Periodontitis generally causes inflammation of the gums, loss of bone in the jaw, and accumulation of tartar deposits both above and below the gum line. Eventually, tooth loss can occur. Aggressive periodontitis usually causes damage to the teeth and jaw three or four times faster than does chronic periodontitis. This disease is often localized, affecting only a few teeth.
Chronic periodontitis, on the other hand, usually affects all the adult teeth. People tend to get aggressive periodontitis at a younger age. Even children have been known to develop this disease, though the typical patient is an adult younger than 35 at the time symptoms appear.
Gum inflammation associated with aggressive periodontitis can be severe. Symptoms can vary widely, however, from one person to the next. As many as six teeth may be affected by the disease progression.
Some experts believe that aggressive periodontitis is caused by the bacterium Aggregatibacter actinomycetemcomitans. Aa is considered a vary common oral bacteria, as it's found in the mouths of up to 20 percent of the population. Experts don't yet understand why, if Aa is so common, aggressive periodontitis is so rare. Aa in most peoples' mouths do the same thing that other types of bacteria typically do in the mouth, which is to form the filmy tooth coating known as plaque. While plaque can contribute to tooth decay and chronic periodontitis, its role in contributing to aggressive periodontitis is not yet understood.
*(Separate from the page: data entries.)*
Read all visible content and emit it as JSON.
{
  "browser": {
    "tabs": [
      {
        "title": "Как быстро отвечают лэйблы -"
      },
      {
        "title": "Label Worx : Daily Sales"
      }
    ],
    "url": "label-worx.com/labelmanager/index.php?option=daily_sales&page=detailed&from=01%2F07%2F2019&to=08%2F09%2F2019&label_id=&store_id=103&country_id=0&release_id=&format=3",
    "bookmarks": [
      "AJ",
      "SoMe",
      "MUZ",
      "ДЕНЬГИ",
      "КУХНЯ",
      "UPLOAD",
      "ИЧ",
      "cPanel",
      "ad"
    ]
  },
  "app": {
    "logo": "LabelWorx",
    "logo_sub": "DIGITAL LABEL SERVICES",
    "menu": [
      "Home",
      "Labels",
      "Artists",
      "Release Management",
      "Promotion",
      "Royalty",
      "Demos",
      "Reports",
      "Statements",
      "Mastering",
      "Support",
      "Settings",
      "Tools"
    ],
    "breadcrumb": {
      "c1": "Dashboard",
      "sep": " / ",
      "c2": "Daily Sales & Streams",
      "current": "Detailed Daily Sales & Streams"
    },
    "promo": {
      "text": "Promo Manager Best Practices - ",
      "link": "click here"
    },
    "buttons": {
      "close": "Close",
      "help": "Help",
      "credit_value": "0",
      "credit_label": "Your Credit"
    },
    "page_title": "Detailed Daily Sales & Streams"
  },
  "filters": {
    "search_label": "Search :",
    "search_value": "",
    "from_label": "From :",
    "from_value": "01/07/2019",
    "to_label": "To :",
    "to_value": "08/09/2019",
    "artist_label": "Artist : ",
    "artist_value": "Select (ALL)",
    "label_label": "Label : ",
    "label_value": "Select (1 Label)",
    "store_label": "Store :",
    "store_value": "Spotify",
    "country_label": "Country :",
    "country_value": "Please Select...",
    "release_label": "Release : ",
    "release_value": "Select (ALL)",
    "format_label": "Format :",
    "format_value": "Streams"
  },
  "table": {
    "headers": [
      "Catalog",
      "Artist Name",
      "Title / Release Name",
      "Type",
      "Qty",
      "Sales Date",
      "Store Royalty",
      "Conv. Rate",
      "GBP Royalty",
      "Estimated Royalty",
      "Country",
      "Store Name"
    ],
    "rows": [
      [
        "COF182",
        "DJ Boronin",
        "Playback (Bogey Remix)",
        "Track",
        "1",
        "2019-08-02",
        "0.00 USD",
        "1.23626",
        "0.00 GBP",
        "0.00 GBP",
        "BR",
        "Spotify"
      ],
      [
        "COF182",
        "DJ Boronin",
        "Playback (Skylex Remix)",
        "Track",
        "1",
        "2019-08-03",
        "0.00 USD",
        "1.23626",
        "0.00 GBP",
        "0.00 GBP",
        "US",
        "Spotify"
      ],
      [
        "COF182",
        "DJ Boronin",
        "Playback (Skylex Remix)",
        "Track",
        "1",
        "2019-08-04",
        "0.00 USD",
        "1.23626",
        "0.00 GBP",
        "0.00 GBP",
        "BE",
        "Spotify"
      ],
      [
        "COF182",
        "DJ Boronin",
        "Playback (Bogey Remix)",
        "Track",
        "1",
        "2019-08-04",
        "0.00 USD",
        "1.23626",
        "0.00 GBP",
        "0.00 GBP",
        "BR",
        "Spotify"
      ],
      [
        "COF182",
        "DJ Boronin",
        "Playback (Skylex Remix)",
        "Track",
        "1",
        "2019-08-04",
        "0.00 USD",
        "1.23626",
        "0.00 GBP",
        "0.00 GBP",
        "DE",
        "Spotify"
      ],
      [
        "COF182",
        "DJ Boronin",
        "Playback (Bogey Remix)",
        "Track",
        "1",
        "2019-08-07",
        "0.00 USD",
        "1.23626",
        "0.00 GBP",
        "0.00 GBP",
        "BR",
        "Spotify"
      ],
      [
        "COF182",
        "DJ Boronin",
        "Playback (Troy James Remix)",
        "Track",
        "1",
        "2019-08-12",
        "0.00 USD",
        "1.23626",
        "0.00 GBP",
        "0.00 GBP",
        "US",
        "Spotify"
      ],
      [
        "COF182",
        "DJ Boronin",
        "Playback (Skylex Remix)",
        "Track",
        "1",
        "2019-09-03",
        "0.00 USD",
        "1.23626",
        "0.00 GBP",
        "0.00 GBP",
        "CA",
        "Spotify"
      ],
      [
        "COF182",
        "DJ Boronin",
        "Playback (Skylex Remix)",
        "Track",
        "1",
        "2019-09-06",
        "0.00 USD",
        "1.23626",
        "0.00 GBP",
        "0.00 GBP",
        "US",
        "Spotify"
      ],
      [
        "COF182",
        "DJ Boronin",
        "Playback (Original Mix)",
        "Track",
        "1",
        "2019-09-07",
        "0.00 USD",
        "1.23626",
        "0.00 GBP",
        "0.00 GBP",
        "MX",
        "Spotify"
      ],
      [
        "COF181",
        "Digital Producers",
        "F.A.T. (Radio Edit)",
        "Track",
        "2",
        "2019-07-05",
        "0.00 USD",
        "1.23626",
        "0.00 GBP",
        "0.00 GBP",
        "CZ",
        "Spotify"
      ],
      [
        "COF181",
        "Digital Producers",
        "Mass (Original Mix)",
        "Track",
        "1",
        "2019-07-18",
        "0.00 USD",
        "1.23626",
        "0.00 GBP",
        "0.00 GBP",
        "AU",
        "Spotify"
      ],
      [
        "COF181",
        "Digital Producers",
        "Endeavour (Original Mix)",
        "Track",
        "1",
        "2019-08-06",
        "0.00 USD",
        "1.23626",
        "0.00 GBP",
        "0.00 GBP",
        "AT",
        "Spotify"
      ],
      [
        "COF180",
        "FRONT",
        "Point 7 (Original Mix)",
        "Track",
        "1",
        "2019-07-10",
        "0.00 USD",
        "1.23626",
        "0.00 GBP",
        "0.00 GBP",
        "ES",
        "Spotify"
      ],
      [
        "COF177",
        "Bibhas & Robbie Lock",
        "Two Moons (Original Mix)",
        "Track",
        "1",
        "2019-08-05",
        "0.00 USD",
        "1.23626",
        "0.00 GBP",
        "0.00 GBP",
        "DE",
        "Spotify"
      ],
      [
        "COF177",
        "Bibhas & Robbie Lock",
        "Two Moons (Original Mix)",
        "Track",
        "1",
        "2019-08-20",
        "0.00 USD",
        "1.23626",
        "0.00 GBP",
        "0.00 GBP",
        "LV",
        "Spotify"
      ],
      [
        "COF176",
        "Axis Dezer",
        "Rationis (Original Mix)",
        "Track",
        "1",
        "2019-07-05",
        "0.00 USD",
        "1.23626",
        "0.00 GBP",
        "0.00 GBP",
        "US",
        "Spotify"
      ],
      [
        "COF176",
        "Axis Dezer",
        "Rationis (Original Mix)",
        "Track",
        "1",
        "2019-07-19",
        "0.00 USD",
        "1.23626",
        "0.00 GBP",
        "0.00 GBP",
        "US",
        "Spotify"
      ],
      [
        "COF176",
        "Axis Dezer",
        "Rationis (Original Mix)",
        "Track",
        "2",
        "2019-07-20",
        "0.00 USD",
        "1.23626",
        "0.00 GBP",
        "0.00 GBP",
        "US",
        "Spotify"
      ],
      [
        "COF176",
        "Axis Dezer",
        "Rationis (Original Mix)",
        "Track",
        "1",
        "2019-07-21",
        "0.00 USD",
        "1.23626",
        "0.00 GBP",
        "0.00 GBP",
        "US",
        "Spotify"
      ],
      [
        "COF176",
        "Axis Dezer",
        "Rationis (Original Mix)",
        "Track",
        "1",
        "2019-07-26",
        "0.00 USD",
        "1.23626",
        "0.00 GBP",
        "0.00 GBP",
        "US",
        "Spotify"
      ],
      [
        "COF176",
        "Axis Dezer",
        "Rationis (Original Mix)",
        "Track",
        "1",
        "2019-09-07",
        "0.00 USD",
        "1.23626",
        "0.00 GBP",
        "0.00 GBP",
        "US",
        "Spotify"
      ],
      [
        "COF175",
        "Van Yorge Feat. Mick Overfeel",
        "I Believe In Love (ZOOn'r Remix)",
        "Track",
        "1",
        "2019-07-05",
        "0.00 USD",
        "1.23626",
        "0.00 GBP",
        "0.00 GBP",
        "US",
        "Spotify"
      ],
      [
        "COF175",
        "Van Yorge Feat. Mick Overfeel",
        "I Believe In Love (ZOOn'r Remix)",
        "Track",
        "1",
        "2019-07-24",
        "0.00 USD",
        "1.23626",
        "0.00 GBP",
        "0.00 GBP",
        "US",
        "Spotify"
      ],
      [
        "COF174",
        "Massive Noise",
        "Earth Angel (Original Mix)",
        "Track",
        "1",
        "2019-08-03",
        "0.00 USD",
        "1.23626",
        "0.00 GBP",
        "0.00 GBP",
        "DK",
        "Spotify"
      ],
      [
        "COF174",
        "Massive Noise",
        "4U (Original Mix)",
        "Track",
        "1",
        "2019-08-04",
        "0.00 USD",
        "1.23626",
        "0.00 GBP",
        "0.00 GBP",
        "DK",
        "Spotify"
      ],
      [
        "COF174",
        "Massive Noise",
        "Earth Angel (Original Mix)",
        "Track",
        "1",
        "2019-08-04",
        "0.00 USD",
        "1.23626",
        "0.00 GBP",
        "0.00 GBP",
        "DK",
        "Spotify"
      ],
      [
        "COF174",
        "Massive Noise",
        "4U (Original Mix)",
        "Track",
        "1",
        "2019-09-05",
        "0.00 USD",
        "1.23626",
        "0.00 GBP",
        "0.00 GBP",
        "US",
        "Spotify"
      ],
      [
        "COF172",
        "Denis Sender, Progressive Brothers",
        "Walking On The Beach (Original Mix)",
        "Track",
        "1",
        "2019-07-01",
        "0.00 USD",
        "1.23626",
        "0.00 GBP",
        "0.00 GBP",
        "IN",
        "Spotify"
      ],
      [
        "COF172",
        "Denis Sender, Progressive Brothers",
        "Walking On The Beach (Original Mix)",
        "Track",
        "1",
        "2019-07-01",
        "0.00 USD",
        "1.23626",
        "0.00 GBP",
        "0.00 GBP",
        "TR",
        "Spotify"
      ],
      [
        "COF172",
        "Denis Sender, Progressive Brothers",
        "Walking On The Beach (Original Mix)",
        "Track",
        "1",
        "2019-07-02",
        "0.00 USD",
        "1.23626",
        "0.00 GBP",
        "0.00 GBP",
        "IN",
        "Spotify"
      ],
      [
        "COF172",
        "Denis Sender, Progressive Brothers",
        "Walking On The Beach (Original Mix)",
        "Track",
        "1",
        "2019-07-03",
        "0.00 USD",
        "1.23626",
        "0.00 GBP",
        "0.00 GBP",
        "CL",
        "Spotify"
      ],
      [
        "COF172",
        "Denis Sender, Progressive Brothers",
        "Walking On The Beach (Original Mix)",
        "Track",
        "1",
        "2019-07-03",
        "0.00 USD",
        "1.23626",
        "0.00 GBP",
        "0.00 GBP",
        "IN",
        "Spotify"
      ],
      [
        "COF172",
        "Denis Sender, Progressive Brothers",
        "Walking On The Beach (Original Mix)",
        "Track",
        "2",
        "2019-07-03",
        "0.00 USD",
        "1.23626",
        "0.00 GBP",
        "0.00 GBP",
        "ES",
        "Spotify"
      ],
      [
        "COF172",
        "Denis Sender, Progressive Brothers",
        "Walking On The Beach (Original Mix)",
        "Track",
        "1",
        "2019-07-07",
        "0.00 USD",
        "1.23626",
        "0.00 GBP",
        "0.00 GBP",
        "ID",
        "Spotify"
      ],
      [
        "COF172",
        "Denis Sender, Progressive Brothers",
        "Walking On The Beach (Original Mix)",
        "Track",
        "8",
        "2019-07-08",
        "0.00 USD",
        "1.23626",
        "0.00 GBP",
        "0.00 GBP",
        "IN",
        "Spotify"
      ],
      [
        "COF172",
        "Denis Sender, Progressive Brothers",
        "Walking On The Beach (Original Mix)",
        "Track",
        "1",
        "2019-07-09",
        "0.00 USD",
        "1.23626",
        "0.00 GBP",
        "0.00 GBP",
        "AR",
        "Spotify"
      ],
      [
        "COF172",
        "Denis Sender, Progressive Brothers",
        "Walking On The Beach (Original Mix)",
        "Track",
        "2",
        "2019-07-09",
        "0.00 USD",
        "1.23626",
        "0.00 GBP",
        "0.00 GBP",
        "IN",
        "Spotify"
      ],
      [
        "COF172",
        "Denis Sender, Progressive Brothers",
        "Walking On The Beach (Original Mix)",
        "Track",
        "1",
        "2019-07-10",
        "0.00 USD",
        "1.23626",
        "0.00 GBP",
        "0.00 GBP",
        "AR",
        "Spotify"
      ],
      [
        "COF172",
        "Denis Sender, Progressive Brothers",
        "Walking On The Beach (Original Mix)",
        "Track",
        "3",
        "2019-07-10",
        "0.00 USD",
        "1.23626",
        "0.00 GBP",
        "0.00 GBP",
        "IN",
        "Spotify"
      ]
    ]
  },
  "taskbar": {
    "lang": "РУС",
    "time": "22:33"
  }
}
Some experts believe that other factors may be involved in the development of aggressive periodontitis include herpesvirus infection and Epstein-Barr virus infection. Poor oral hygiene and smoking may play a role. Some believe that psychological factors can come into play. There also seems to be a genetic component to this illness, as people who have a first-degree relative with the disease may have as much as a 50 percent chance of developing it themselves.